Charlie's Blog #67: September 11

September 11

when the second plane hitI'm reading Lisa Beamer's book, "Let's Roll!" about United flight 93 aboard which her husband Todd Beamer died September 11. To say this book is having a profound effect is an understatement. Just reading it brings September 11 back to me so powerfully that I feel like September 11 was only a few weeks ago, not 3 years ago. It is strange for me to be effected so strongly by a book. It surprises me how much I have gotten on with life and have left the events of September 11 behind. But I have not forgotten. Never.

For the past few days I've felt like September 11 was only 2 or 3 weeks ago, but I do not feel like I really felt then. When September 11 really was just 2 or 3 weeks before, I still felt different, the way September 11 made me feel. It seemed that something fundamental to reality itself had changed. I don't just mean that our eyes were opened and we were forced to realize that it can happen here. To me, reality itself felt changed somehow. I have never been able to put it into words. Life itself, every waking moment, continued to feel fundamentally different in a way I cannot describe, until December. In December 2001, the startup I was working at -- my favorite job, the best job I've had in my career -- started to go under. We had our first (of 3) rounds of layoffs. I survived the cut, but that situation snapped me back into reality. It took a personal event of that scale -- a threat to my job, a job I really liked -- to make the world feel again the way it did before September 11.
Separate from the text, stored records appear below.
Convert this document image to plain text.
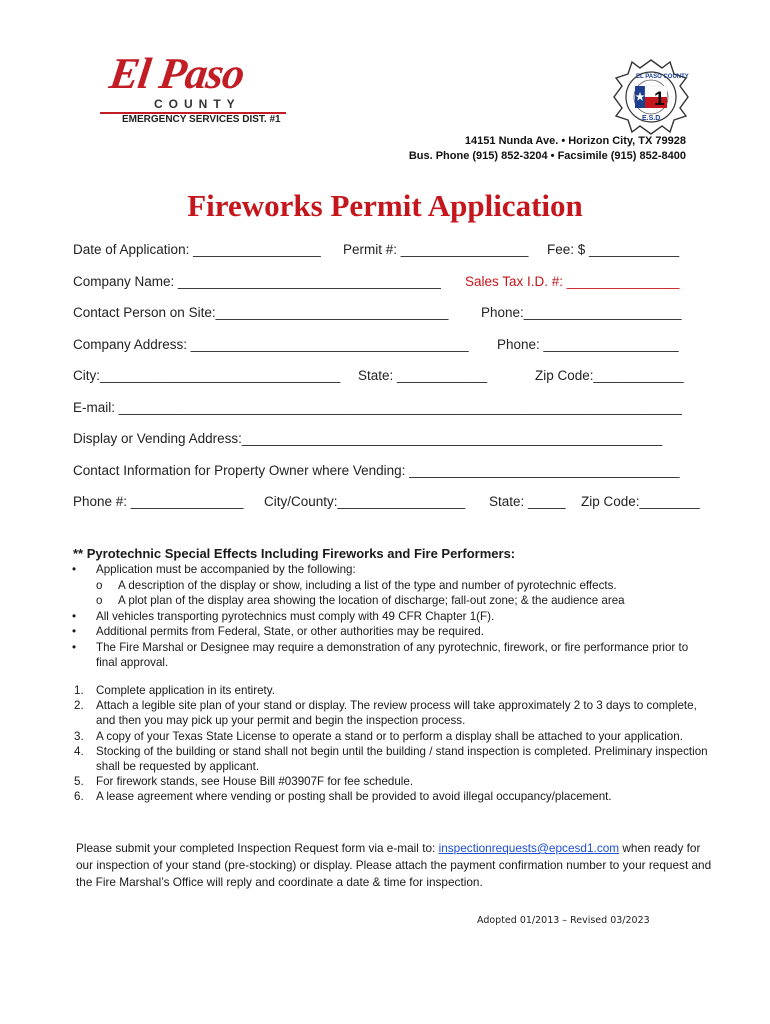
El Paso
COUNTY
EMERGENCY SERVICES DIST. #1
1
EL PASO COUNTY
E.S.D.
14151 Nunda Ave. • Horizon City, TX 79928
Bus. Phone (915) 852-3204 • Facsimile (915) 852-8400
Fireworks Permit Application
Date of Application: _________________ Permit #: _________________ Fee: $ ____________
Company Name: ___________________________________ Sales Tax I.D. #: _______________
Contact Person on Site:_______________________________ Phone:_____________________
Company Address: _____________________________________ Phone: __________________
City:________________________________ State: ____________	Zip Code:____________
E-mail: ___________________________________________________________________________
Display or Vending Address:________________________________________________________
Contact Information for Property Owner where Vending: ____________________________________
Phone #: _______________ City/County:_________________ State: _____ Zip Code:________
** Pyrotechnic Special Effects Including Fireworks and Fire Performers:
• Application must be accompanied by the following:
o A description of the display or show, including a list of the type and number of pyrotechnic effects.
o A plot plan of the display area showing the location of discharge; fall-out zone; & the audience area
• All vehicles transporting pyrotechnics must comply with 49 CFR Chapter 1(F).
• Additional permits from Federal, State, or other authorities may be required.
• The Fire Marshal or Designee may require a demonstration of any pyrotechnic, firework, or fire performance prior to final approval.
1. Complete application in its entirety.
2. Attach a legible site plan of your stand or display. The review process will take approximately 2 to 3 days to complete, and then you may pick up your permit and begin the inspection process.
3. A copy of your Texas State License to operate a stand or to perform a display shall be attached to your application.
4. Stocking of the building or stand shall not begin until the building / stand inspection is completed. Preliminary inspection shall be requested by applicant.
5. For firework stands, see House Bill #03907F for fee schedule.
6. A lease agreement where vending or posting shall be provided to avoid illegal occupancy/placement.
Please submit your completed Inspection Request form via e-mail to: inspectionrequests@epcesd1.com when ready for our inspection of your stand (pre-stocking) or display. Please attach the payment confirmation number to your request and the Fire Marshal’s Office will reply and coordinate a date & time for inspection.
Adopted 01/2013 – Revised 03/2023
I had my own almost "close call" with September 11, though it really wasn't that close. September 9 my wife and I were returning from Europe, a vacation in Munich and Paris. Late afternoon September 9th we went through Dulles on United. Just two days before, really about a day and a half, we went through one of the airports Al Quaeda used, on one of the airlines they used. Less of a close call because it was American flight 77 that left from Dulles and hit the pentagon. Still, this was all too close for me.

As soon as October, we flew again, this time to Hong Kong. We'd planned it before September 11. I told myself that even if airport security had not really been improved, September 11 could not happen again because like on flight 93, the passengers simply would not allow it. The days of hijacking a plane, landing it, holding hostages and making demands, were over. Everyone knew that any plane hijacked now would be a flying weapon. I knew that I and my fellow passengers would simply not stand for another hijacking, and I knew Al Quaeda knew it too, meaning a September 11 style attack would no longer work. They aren't stupid, so they would not attempt it again. I told myself flying was safer now if only for that reason alone.

I'm about 2/3 of the way through the book now. The first part was the most difficult -- Lisa Beamer describes her morning of September 11, when she found out what was happening, how she tried to figure out what flight her husband was on, and how she found out her husband was dead. The rest of the first half of the book is a tedious description of their good Christian, goody two-shoes, overachieving childhoods and family lives up to that day. Skip to the middle of the book if you want to get back to September 11, but the reading gets difficult again. Right now I'm in the middle of Lisa's reconstruction of the events on flight 93. Fascinating, heart breaking, and surprising.

At some point after December 2001, the horror of September 11 somehow became "history" to me. I was somehow able to accept that this unfathomable tragedy had happened and get on with life. This book has restored the sense of shock and utter disbelief, and now I can't see how I ever was able to accept it. It's like it was just a few weeks ago.